I’m honored that my friends at El Universal in Mexico City published a brief opinion piece I wrote for them apologizing to Mexicans for sending them Donald Trump.

Here’s the English text:

 

To my Mexican friends,

I am sorry as an American that we have sent you Donald Trump. Please know that in the end, he speaks for few Americans — too few, God willing, for him to be elected our President. He is merely an aberration of the moment, a fluke, a freak, a phenomenon we can only hope will never be repeated. But in the meantime, your president invites him and you must suffer his company. I apologize.

The blame for Trump rests on many shoulders. There is, of course, Trump’s adopted political party, the Republicans, who for years has tried to reduce government by blocking its legitimate work. They have become the party of anger, finding scapegoats for every problem — most of all, President Obama but also strangers, namely immigrants and Muslims. They became the party of pessimism, declaring that America is falling into deep decline, even as the Obama Administration made great progress in fixing the problems it inherited: the economy, jobs, and wars, most notably. Thus the Republicans created a breeding ground for Trump, someone who would harness the emotions of a certain slice of America.

News media deserve a large share of the blame for Trump. First, they treated him as a carnival attraction, a funny clown who would attract audiences to their networks and pages. The heads of CNN and CBS rubbed their hands in greedy glee at how good Trump was for their businesses, which are still built on attracting masses with show business, rather than serving citizens with reliable information. My journalistic colleagues didn’t see the danger ahead and so they didn’t warn the public until it was too late, until Trump stood a step from the White House. Media have become his willing accomplices, treating his offensive and insane pronouncements — for example, that a wall blocking Mexico will solve our problems, that Hillary Clinton is a bigot — as serious topics that should be discussed for hours on end rather than disproven, ridiculed, and dismissed with facts and reason.

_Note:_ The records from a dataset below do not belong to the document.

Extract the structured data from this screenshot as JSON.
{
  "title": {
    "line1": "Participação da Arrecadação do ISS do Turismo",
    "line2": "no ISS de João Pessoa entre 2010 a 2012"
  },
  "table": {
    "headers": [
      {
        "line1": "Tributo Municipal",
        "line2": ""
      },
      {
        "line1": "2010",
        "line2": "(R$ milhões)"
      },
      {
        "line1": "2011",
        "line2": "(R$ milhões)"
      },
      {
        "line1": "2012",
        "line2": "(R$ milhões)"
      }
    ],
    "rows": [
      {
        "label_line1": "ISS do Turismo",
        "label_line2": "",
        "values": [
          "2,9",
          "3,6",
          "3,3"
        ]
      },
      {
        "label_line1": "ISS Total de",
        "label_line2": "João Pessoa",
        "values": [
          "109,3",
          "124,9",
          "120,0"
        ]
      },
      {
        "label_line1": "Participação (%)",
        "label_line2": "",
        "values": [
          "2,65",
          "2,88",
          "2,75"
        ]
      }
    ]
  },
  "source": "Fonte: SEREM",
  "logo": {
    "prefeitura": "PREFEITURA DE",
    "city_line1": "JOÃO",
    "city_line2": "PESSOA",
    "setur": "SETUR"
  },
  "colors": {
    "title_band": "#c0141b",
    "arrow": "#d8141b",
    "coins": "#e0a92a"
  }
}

Journalism also failed badly at reflecting the concerns and problems of Trump’s core: underemployed, angry white men from the center of the nation. If media had done a better job of reporting — and then informing — their worldviews, I wonder whether Trump and his promoters would have found fertile soil for their divisiveness, fear, ignorance, and bigotry. If my party, the Democrats, had done a better job of hearing and addressing their concerns, could they also have blunted Trump’s appeal?

I believe we are seeing the last gasp of the myth of the American melting pot. When I grew up, we were taught to believe in assimilation: that every American would end up sounding if not looking alike. That is the presumption of the mass (though I believe that in the suffering of publishing and broadcasting in the internet age, we are witnessing the death of the mass-media business model and will also witness the end of the idea of the mass). Rule by the majority looks good when the majority looks like you; what Trump’s troops fear is they will soon be in the minority.

Today, living in New York and teaching at its City University, which values diversity, I have learned instead how much richer America is for the many distinct identities and backgrounds that make up this nation. We are, of course, better because Mexican Americans have brought their culture, worldview, heritage, and language to the United States. We are better for having doors, not walls. Though today, many of you might wish you had a wall to keep Trump out.

Americans — myself included — still struggle to learn the lesson of diversity, to see the value that Mexicans, Latin Americans of many nations, and people from all around the world bring to our culture, economy, language, and daily life. In that sense, Trump is the fault of all of us, for we have not quickly enough embraced the value of embracing people we thought of as strangers.